Noch steuert das Drama um die Oper in Köln auf sein Happy End zu. Wenn man denn bei dem Glauben bleibt, dass das Haus auf der linken Rheinseite tatsächlich demnächst fertig wird und wieder bespielt werden kann. Bis dahin bleibt das Staatenhaus auf der rechten Rheinseite die Spielstätte.
Übermächte sind im Spiel
Das Mutterschafts-Märchen-Monstrum von Richard Strauss und Hugo von Hofmannsthal ist per se eine Herausforderung. Für Orchester, Protagonisten und auch für die Regie. Von der gemütlich atmosphärischen Klarheit eines „Rosenkavalier“ oder gar der Wucht der beiden Fraueneinakter „Salome“ und „Elektra“ ist das meilenweit entfernt. Das ist halt so, wenn Übermächte im Spiel sind, wie die Amme im Stück so vielsagend raunt. Dann auch noch die Spielzeit an dieser Ausweichspielstätte der Kölner Oper damit zu eröffnen, das ist fast schon tollkühn.
Andererseits hat der Intendant wohl recht, als er bei der Premierenfeier meinte, dass besonders am Anfang alle noch die
Energie und Lust für so ein Unternehmen haben. Der begeisterte Jubel am Ende war denn auch der Lohn für diesen Mut zum Risiko. Wegen der räumlichen Gegebenheiten des Staatenhauses ist das Orchester offen neben der Spielfläche einsehbar und raumgreifend platziert. Alles wird auf ein Einheitsbühnenbild konzentriert, da keine großen technischen Mätzchen möglich sind, ist Cleverness gefragt. Diese Bescheidung bekommt dem 1919 uraufgeführten Gemeinschaftswerk des kongenial zusammenarbeitenden Gespanns aus Dichter und Tonsetzer ausgesprochen gut.

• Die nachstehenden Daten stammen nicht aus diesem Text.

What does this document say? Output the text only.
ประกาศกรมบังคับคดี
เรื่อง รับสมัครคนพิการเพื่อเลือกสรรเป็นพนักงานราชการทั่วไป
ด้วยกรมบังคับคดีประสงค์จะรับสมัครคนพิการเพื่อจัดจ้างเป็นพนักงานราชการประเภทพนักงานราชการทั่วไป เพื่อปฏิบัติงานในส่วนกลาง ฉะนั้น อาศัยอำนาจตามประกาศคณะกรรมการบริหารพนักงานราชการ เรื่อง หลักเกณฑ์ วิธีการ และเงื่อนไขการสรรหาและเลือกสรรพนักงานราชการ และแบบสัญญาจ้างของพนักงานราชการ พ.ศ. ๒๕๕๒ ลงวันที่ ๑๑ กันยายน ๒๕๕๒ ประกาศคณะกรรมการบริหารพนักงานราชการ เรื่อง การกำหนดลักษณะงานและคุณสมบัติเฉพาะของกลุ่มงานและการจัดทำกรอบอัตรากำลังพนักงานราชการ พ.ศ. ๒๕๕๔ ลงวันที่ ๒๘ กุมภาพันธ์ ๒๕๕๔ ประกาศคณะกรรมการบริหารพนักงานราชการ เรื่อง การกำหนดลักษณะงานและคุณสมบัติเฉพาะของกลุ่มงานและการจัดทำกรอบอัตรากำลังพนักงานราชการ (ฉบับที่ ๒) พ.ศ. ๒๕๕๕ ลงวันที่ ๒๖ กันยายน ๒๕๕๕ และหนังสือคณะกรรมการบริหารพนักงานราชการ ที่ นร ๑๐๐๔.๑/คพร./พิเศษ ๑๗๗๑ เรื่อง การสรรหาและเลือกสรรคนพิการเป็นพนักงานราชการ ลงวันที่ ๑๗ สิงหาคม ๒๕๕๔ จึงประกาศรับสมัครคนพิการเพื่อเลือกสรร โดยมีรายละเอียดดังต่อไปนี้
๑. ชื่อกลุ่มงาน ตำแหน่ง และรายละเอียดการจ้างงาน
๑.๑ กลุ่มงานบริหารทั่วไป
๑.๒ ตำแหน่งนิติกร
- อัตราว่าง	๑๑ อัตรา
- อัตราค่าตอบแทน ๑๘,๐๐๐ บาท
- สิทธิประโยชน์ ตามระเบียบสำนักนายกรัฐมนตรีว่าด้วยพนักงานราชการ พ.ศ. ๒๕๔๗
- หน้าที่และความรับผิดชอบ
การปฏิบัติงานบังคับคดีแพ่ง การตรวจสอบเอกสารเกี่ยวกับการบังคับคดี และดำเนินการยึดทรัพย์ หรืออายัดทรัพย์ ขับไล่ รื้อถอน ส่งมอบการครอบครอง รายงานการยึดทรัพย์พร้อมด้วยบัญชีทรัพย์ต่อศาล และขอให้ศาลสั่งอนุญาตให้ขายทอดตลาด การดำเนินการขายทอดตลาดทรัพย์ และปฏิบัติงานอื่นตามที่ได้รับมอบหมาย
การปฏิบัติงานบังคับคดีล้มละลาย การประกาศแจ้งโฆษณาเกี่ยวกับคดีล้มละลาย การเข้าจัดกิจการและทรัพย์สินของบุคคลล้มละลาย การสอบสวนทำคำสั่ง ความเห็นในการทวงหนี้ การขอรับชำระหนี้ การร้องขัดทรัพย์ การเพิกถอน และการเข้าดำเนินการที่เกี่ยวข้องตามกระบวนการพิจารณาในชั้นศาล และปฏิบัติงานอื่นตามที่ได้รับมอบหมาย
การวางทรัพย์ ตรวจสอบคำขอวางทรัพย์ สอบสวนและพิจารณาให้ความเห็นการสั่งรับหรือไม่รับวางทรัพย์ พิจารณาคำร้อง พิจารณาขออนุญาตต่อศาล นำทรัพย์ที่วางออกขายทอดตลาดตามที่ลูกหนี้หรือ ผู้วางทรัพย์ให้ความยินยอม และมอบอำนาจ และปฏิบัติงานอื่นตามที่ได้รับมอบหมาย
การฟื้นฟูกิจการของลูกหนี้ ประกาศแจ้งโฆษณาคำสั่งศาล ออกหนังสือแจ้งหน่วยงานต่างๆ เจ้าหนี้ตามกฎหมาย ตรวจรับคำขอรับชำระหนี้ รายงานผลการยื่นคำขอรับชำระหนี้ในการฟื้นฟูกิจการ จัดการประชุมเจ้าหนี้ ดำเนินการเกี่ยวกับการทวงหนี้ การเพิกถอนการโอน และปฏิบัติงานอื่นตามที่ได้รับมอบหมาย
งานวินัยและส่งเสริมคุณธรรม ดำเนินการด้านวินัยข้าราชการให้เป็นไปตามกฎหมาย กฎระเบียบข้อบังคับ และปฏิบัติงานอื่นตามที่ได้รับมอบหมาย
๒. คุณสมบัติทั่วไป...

Marc Albrecht bringt am Pult all seine spätromantische Kompetenz ein
Die Technik der Kölner Oper hat den Akustikbogen im Staatenhaus in einem Maße raus, dass Marc Albrecht am Pult des Gürzenich-Orchesters genau zwischen Spielfläche und seinen Musikern, all seine spätromantische Kompetenz einbringen und das Orchester leuchten lassen kann. Er lässt ein Klanggebirge erstehen, das von den Blechbläsern überglänzt wird, macht die Streicher gefühlvoll separat hörbar. Aber auch, wenn er es gewaltig Dräuen und Scheppern lässt, gerät hier nichts aus der Balance. Natürlich schaut man immer mal auch auf die Übertitel, aber die Textverständlichkeit, mit der sich die Protagonisten dieser – nun ja: besonders eigenwilligen bis verquasten – Hofmannsthalschen Dichtung stellen, ist beispielhaft. Marc Albrecht hält seine Klangbataillone so im Zaum, das hier niemand irgendwann akustisch niedergetrampelt zu werden droht. Musikalisch ist das ein vergnügungssteuerpflichtiges Schwelgen!
Erstklassige Rollendebüts
Dass es vokal die eine oder andere Anlaufzeit brauchte, um in Hochform zu kommen – was soll‘s. Daniela Köhler (die aktuelle Bayreuther „Walküren“-Brünnhilde) startete ihre erste Kaiserin eher verhalten tastend, steigerte sich aber schnell auch vokal in das betörende Rollenporträt einer Frau hinein, die über sich hinauswächst und am Ende selbstbewusst triumphiert, weil sie sich aus dem Bann der Amme (und ihrer Herkunft) befreit und damit ihre eigene Verzagtheit besiegt. So wird sie zum Teil eines hemmungslos ausbrechenden Happyends, zu dem Strauss alle Register zieht.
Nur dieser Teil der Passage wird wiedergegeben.